[External] : Backporting a set of patches in a single commit

Langer, Christoph christoph.langer at sap.com
Thu Jul 22 21:37:48 UTC 2021


Hi Kevin,

well, I think then we should try the dependent pull request feature on jdk11u-dev. Is there any drawback besides the additional branches created? Also, is there any documentation?

Thanks
Christoph

From: Kevin Rushforth <kevin.rushforth at oracle.com>
Sent: Mittwoch, 21. Juli 2021 23:37
To: Langer, Christoph <christoph.langer at sap.com>; skara-dev at openjdk.java.net; erik.joelsson at oracle.com
Cc: Lindenmaier, Goetz <goetz.lindenmaier at sap.com>
Subject: Re: [External] : Backporting a set of patches in a single commit

Hi Christoph,

Yes, I think one solution would be to enable the dependent pull request feature of Skara for your repo. It's already being used by the jdk project. Since it is already implemented and tested (at least for original fixes, but I can't think of anything that would preclude it for backports), it would be easy to set up so you could try it and see if it met your needs.

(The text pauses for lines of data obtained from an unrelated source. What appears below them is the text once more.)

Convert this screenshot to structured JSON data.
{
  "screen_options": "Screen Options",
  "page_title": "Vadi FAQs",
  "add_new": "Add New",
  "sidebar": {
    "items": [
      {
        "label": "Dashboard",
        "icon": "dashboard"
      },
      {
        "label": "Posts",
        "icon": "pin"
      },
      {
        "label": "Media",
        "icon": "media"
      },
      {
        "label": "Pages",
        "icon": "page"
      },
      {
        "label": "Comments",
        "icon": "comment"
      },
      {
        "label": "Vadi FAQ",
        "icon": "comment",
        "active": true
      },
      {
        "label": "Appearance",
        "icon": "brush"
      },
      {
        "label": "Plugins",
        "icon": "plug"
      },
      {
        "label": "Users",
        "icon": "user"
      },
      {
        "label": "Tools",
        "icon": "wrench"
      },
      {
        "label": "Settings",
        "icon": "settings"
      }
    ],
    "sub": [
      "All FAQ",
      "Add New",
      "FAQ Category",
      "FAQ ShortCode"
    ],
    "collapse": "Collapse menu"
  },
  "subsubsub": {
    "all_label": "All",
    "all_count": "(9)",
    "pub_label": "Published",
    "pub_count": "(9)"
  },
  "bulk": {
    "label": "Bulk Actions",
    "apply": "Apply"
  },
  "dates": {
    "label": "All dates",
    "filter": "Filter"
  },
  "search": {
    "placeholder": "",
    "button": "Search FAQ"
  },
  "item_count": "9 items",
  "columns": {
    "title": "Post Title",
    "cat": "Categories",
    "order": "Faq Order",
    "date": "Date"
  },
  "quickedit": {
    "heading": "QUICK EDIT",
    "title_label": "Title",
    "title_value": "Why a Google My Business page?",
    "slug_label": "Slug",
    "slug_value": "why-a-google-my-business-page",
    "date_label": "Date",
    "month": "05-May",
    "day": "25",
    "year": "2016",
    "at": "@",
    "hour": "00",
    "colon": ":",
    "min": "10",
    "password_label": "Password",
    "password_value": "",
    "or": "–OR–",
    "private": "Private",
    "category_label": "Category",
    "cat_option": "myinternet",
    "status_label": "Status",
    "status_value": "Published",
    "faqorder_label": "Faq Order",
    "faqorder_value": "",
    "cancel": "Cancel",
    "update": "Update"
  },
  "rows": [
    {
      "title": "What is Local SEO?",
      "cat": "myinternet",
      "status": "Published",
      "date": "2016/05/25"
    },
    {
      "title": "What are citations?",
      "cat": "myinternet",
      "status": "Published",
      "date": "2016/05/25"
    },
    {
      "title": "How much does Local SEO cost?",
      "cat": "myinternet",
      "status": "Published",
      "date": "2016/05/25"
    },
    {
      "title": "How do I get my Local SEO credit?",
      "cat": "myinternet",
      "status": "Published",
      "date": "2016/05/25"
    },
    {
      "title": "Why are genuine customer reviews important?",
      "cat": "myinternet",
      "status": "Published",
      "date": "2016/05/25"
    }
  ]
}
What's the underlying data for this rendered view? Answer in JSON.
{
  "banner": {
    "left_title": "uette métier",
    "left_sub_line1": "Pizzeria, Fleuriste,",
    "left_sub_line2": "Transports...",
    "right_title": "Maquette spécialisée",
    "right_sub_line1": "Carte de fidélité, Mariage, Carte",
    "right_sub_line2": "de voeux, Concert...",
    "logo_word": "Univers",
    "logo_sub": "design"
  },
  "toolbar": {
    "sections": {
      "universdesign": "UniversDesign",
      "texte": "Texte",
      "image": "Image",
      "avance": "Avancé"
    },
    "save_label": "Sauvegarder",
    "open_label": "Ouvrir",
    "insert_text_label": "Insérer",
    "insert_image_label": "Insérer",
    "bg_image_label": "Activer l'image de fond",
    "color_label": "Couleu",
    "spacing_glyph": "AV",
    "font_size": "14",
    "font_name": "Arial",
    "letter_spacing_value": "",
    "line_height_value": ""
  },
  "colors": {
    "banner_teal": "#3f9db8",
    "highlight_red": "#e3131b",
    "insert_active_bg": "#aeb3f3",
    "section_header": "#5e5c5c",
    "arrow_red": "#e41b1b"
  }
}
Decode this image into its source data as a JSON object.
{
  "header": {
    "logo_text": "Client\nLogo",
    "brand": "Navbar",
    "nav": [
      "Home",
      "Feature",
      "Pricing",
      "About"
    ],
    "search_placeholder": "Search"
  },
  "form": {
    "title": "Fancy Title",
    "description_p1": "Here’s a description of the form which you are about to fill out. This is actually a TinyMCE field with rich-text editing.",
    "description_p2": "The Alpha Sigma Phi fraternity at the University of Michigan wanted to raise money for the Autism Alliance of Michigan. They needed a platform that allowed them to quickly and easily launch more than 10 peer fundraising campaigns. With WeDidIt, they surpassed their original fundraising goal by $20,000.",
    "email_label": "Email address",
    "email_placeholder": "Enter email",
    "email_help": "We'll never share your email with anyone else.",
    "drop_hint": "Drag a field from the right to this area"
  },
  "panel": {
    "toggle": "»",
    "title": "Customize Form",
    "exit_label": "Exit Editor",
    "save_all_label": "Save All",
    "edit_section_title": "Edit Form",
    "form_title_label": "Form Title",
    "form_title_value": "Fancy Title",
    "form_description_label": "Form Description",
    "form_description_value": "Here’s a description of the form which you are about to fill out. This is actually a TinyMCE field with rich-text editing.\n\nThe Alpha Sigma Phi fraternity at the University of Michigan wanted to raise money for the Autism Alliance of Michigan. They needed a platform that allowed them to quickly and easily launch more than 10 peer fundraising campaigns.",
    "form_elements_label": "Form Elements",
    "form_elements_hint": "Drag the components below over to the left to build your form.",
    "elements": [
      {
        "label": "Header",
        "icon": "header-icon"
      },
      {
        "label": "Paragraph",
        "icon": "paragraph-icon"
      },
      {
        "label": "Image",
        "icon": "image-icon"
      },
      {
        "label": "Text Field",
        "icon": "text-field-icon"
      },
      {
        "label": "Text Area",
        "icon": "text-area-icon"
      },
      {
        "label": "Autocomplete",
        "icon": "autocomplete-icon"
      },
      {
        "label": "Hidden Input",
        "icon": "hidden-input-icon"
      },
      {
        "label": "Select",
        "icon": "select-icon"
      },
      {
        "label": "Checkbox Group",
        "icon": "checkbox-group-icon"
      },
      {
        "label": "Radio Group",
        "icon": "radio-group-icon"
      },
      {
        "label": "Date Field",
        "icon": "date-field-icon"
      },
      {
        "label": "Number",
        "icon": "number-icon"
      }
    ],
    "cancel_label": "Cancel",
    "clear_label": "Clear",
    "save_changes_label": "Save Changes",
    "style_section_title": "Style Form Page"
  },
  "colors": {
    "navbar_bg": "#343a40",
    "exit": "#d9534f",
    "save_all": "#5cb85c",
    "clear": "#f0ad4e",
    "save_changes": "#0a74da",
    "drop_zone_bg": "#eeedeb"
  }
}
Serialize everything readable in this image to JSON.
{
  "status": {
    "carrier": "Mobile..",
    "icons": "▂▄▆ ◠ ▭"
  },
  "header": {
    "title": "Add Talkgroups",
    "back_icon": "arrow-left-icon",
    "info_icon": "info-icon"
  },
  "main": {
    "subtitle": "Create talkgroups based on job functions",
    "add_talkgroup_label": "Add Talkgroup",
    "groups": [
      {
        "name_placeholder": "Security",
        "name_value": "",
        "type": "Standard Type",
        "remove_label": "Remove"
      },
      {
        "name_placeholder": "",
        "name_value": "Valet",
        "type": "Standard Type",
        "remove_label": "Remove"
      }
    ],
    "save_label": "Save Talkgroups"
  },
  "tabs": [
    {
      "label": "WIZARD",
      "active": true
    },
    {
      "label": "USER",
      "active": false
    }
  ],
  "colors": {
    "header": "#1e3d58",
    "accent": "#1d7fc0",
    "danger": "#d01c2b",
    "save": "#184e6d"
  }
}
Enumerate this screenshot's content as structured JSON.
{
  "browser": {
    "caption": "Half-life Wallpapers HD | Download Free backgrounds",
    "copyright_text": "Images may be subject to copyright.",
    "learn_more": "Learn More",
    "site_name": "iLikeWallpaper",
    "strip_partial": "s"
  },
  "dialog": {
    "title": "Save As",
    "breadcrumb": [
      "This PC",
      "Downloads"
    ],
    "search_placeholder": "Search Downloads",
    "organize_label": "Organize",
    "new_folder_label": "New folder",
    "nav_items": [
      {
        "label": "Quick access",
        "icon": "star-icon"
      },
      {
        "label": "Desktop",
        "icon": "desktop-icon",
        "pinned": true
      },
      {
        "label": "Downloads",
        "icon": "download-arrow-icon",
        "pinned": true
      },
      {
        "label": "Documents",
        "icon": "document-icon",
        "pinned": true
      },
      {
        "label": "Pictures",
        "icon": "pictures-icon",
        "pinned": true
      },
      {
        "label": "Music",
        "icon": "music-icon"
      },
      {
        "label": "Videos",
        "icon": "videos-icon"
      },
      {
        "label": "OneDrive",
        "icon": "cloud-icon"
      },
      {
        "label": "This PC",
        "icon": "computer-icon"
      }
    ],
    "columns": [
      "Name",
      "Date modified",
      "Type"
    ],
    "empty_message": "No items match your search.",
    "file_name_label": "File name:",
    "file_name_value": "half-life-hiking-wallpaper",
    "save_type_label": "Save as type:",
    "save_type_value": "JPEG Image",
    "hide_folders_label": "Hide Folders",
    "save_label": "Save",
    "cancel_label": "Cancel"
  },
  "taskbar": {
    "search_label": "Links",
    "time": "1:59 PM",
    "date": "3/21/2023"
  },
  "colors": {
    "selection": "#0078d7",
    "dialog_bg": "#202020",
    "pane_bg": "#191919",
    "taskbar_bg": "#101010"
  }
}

FWIW, I ran into this in a couple cases myself when backporting fixes to jfx11u after the Skara switch. I ended up testing them in a branch where I pulled in the relevant fixes I needed, and then did them as separate PRs in the right order. Since they were clean it took only a few extra minutes. It was the testing that took all the time anyway, but I couldn't help thinking that dependent pull requests would have made it easier.

-- Kevin

On 7/21/2021 2:20 PM, Langer, Christoph wrote:
Hi Skara Team,

after gathering the first significant experiences with the backport process using GitHub/Skara, I find that there is one use case which works considerably worse than before. It is when you want to backport a set of patches that must be pushed together. Imagine you have a patch, then a build fix and then maybe another test fix. So as to not break builds and tests, you will want to push them together in one go. You could now add those 3 commits into one PR. But when you integrate, the 3 commits get squashed which is contrary to the usual way of backporting which tries to preserve individual commits. Alternatively, you could file 3 separate PRs. This, however, often bears the problem that the PRs might be dependent on each other. So any individual backport PR could possibly only be opened and reviewed after its predecessor was integrated. Which will leave the repo in a bad state for a while.

So what can we do here? Shall we change the paradigm and allow more squashing? Or did you already think of a better workflow? I think there is a feature of Skara called dependent PRs. Could that be used here? Or could maybe the backport bot recognize individual commits to preserve?

Thanks in advance for sharing your thoughts.